AI can be very effective in supporting product innovation from idea generation, through building the business case, to the design, engineering, development and testing of the new product(9). In the initial stages of new product development (NPD), LLMs can be used to generate novel ideas by scanning the internet, finding market opportunities from sources such as blogs, forums, reports, complaint lines and comments from product users. One area that LLMs excel in analysing is discursive data from surveys. They can generate the first draft of a customer interview guide. With information from these areas, LLMs can set out and evaluate concepts and link these to R & D data held by a company, exploiting intellectual property (IP).
With these first steps completed, LLMs can then be used to build the business case for the development of new product. This includes evaluating market data, predicting potential sales, learning about competitors’ activities and projecting income and profit.
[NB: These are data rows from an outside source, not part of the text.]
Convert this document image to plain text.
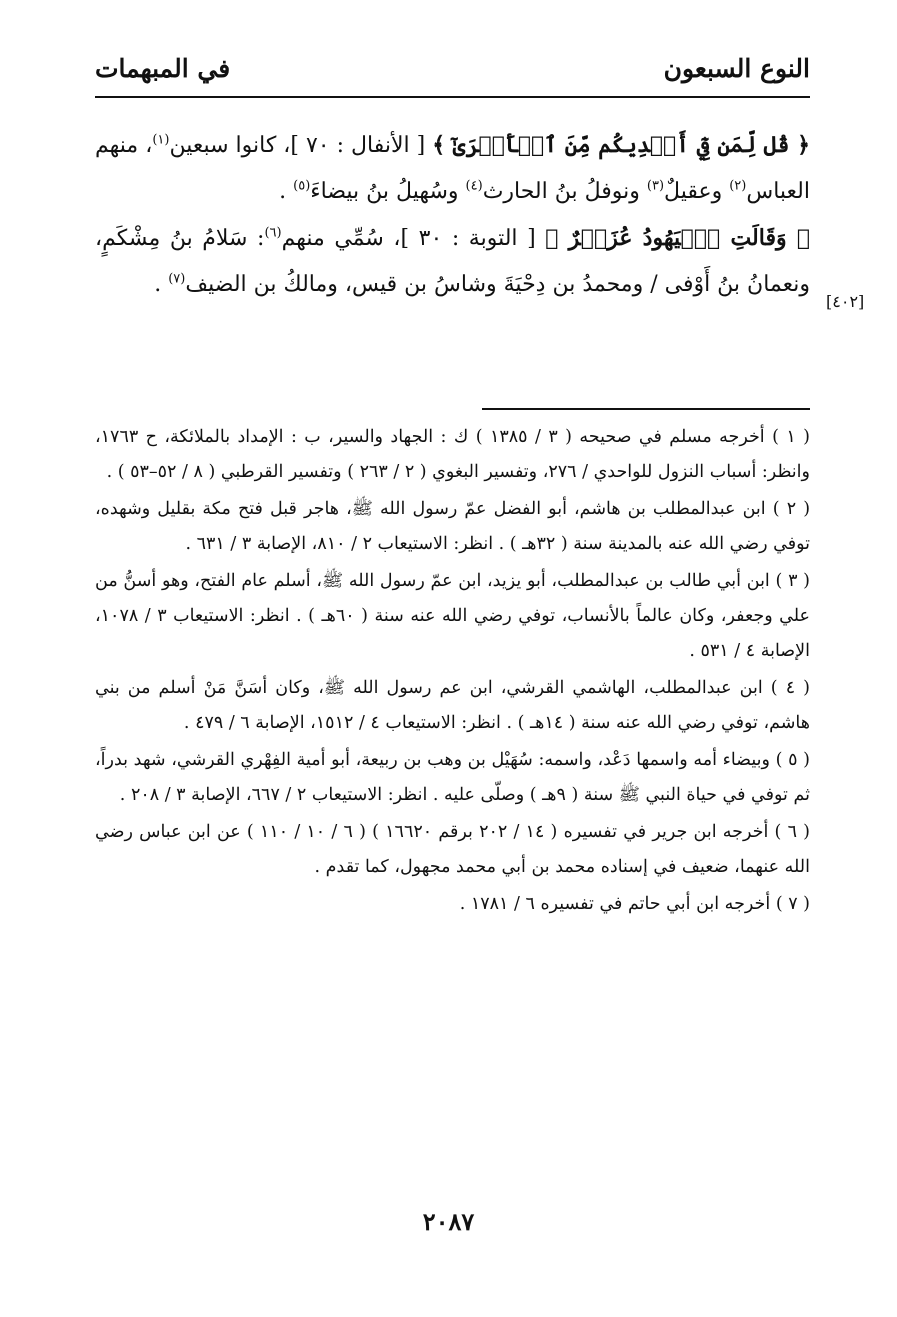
النوع السبعون
في المبهمات

﴿ قُل لِّمَن فِيٓ أَيۡدِيكُم مِّنَ ٱلۡأَسۡرَىٰٓ ﴾ [ الأنفال : ٧٠ ]، كانوا سبعين$^{(١)}$، منهم العباس$^{(٢)}$ وعقيلٌ$^{(٣)}$ ونوفلُ بنُ الحارث$^{(٤)}$ وسُهيلُ بنُ بيضاءَ$^{(٥)}$ .

﴿ وَقَالَتِ ٱلۡيَهُودُ عُزَيۡرٌ ﴾ [ التوبة : ٣٠ ]، سُمِّي منهم$^{(٦)}$: سَلامُ بنُ مِشْكَمٍ، ونعمانُ بنُ أَوْفى / ومحمدُ بن دِحْيَةَ وشاسُ بن قيس، ومالكُ بن الضيف$^{(٧)}$ .

[٤٠٢]

( ١ ) أخرجه مسلم في صحيحه ( ٣ / ١٣٨٥ ) ك : الجهاد والسير، ب : الإمداد بالملائكة، ح ١٧٦٣، وانظر: أسباب النزول للواحدي / ٢٧٦، وتفسير البغوي ( ٢ / ٢٦٣ ) وتفسير القرطبي ( ٨ / ٥٢–٥٣ ) .

( ٢ ) ابن عبدالمطلب بن هاشم، أبو الفضل عمّ رسول الله ﷺ، هاجر قبل فتح مكة بقليل وشهده، توفي رضي الله عنه بالمدينة سنة ( ٣٢هـ ) . انظر: الاستيعاب ٢ / ٨١٠، الإصابة ٣ / ٦٣١ .

( ٣ ) ابن أبي طالب بن عبدالمطلب، أبو يزيد، ابن عمّ رسول الله ﷺ، أسلم عام الفتح، وهو أسنُّ من علي وجعفر، وكان عالماً بالأنساب، توفي رضي الله عنه سنة ( ٦٠هـ ) . انظر: الاستيعاب ٣ / ١٠٧٨، الإصابة ٤ / ٥٣١ .

( ٤ ) ابن عبدالمطلب، الهاشمي القرشي، ابن عم رسول الله ﷺ، وكان أسَنَّ مَنْ أسلم من بني هاشم، توفي رضي الله عنه سنة ( ١٤هـ ) . انظر: الاستيعاب ٤ / ١٥١٢، الإصابة ٦ / ٤٧٩ .

( ٥ ) وبيضاء أمه واسمها دَعْد، واسمه: سُهَيْل بن وهب بن ربيعة، أبو أمية الفِهْري القرشي، شهد بدراً، ثم توفي في حياة النبي ﷺ سنة ( ٩هـ ) وصلّى عليه . انظر: الاستيعاب ٢ / ٦٦٧، الإصابة ٣ / ٢٠٨ .

( ٦ ) أخرجه ابن جرير في تفسيره ( ١٤ / ٢٠٢ برقم ١٦٦٢٠ ) ( ٦ / ١٠ / ١١٠ ) عن ابن عباس رضي الله عنهما، ضعيف في إسناده محمد بن أبي محمد مجهول، كما تقدم .

( ٧ ) أخرجه ابن أبي حاتم في تفسيره ٦ / ١٧٨١ .

٢٠٨٧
The AI can even prepare the business case for the NPD to be presented to company management.
After the go-ahead decision, AI has a further role in creating virtual prototypes, setting design parameters, defining development iterations and optimising the process. Initial product evaluation by test panels of consumers can be fed back into the design process with AI indicating further improvements.
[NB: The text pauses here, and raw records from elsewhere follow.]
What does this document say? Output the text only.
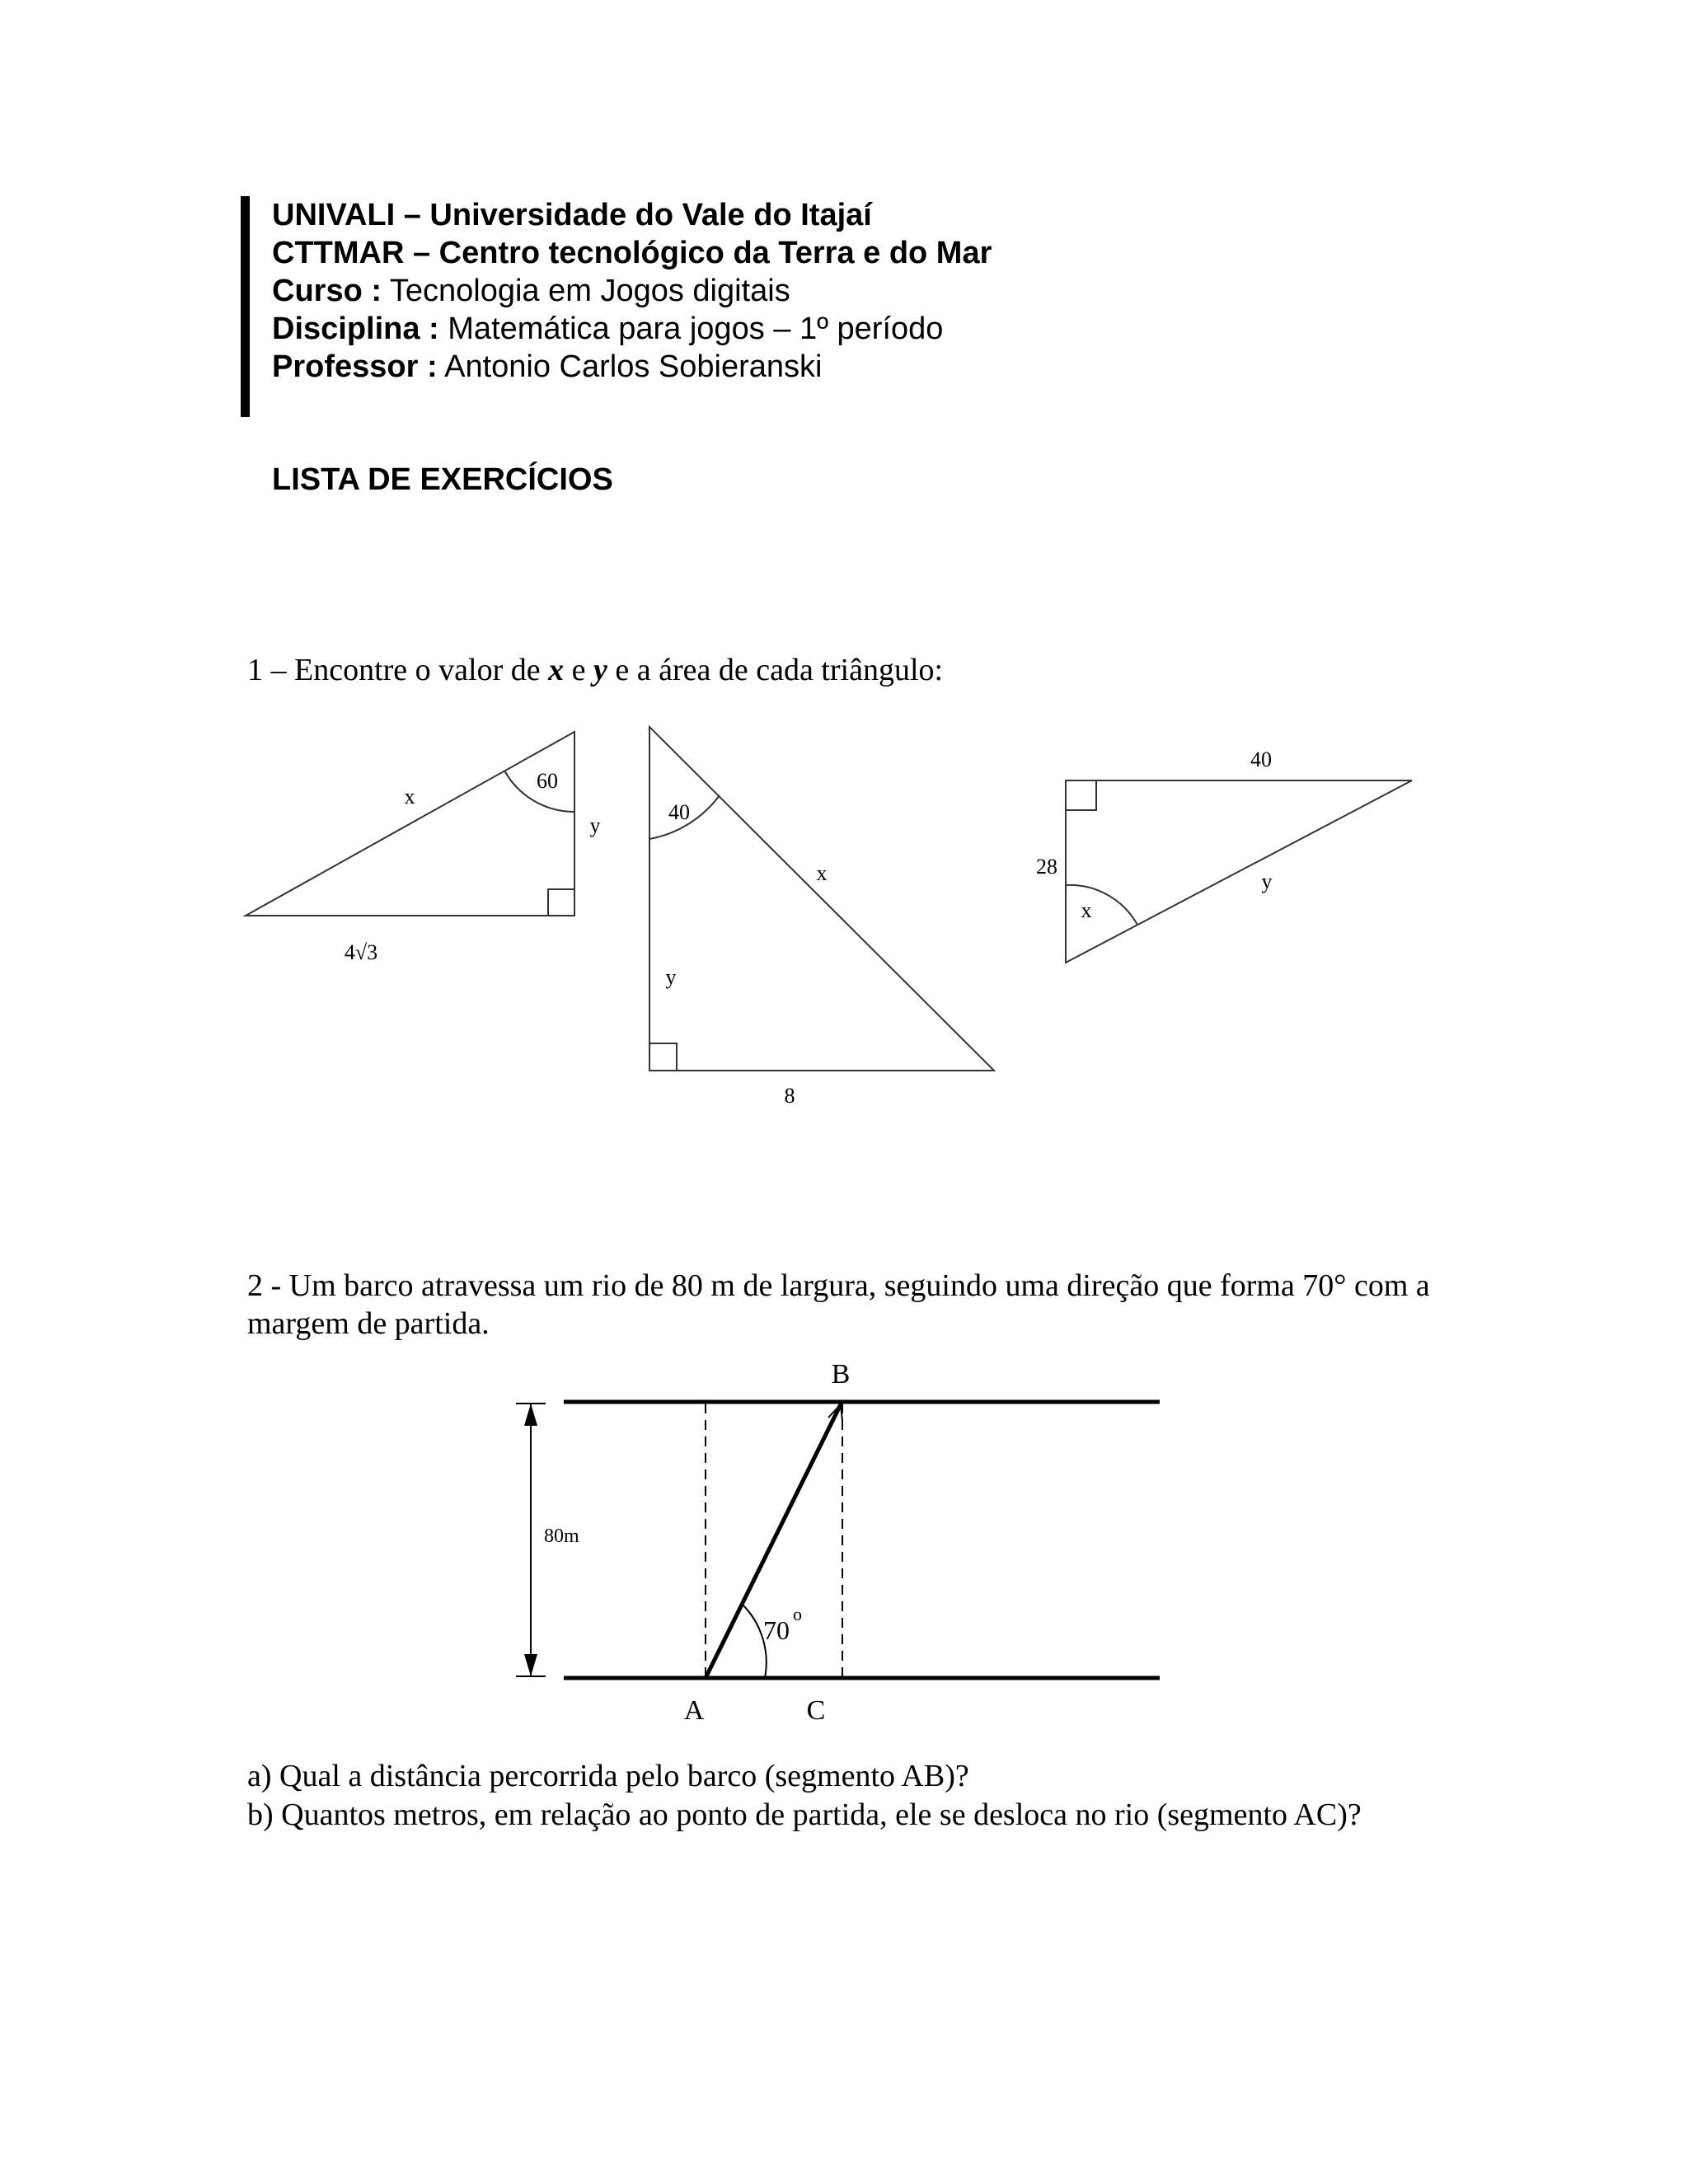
UNIVALI – Universidade do Vale do Itajaí
CTTMAR – Centro tecnológico da Terra e do Mar
Curso : Tecnologia em Jogos digitais
Disciplina : Matemática para jogos – 1º período
Professor : Antonio Carlos Sobieranski
LISTA DE EXERCÍCIOS
1 – Encontre o valor de x e y e a área de cada triângulo:
x
60
y
4√3
40
x
y
8
40
28
x
y
B
A	C
80m
70
o
2 - Um barco atravessa um rio de 80 m de largura, seguindo uma direção que forma 70° com a margem de partida.
a) Qual a distância percorrida pelo barco (segmento AB)?
b) Quantos metros, em relação ao ponto de partida, ele se desloca no rio (segmento AC)?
Examples of recent applications of AI in food design include using ML models to predict sensory scores of chocolate cookie recipes(10) and to identify optimal conditions for the ideal yoghurt sauce considering 36 combinations and 22 sensory attributes. ML models have also been used to predict co-occurrences of ingredients in recipes to discover novel food pairings. It has been noted on various occasions that new food products fail in the market place up to 75% of the time(11). Al-Sarayeh et al. (2023)(10) argue that understanding consumer demands and using these to design a food product with appropriate chemical and physical characteristics is challenging for the food industry. They propose a different way of developing new products called ‘inverse design’. In conventional NPD, sensory, nutrition, health, convenience, psychology and social information are used to drive the creation of a new concept. One or more prototypes may be produced in an iterative process requiring multidisciplinary knowledge. After several development and processing trials, a product is produced. This complex process, involving many factors, is often costly in terms of both time and money, with potential for failure at any stage.
‘Inverse design’ begins by identifying the desired functionalities of a product and works towards optimising the design. In order to do this effectively, the relationships between inputs and outputs have to be modelled, which is too complex for humans to model manually. The application of AI enables more efficient and more effective development of the new product. Information from public recipe databases, food composition, structural and molecular properties can be fed via an encoder to the virtual design space. In that space, the AI can find novel products with targeted attributes. The results pass out through a decoder and are presented as a recipe for the new product with details of processing required, the sensory properties, nutrition and health aspects. These properties can then be measured to see if the product meets the specification. Consumer responses can also be used to assess the design. Al-Sarayeh et al. (2023)(10) give an example from Marin et al. (2019)(12) in which the ingredients of a recipe, the processing directions and visual properties are encoded by an AI deep learning model.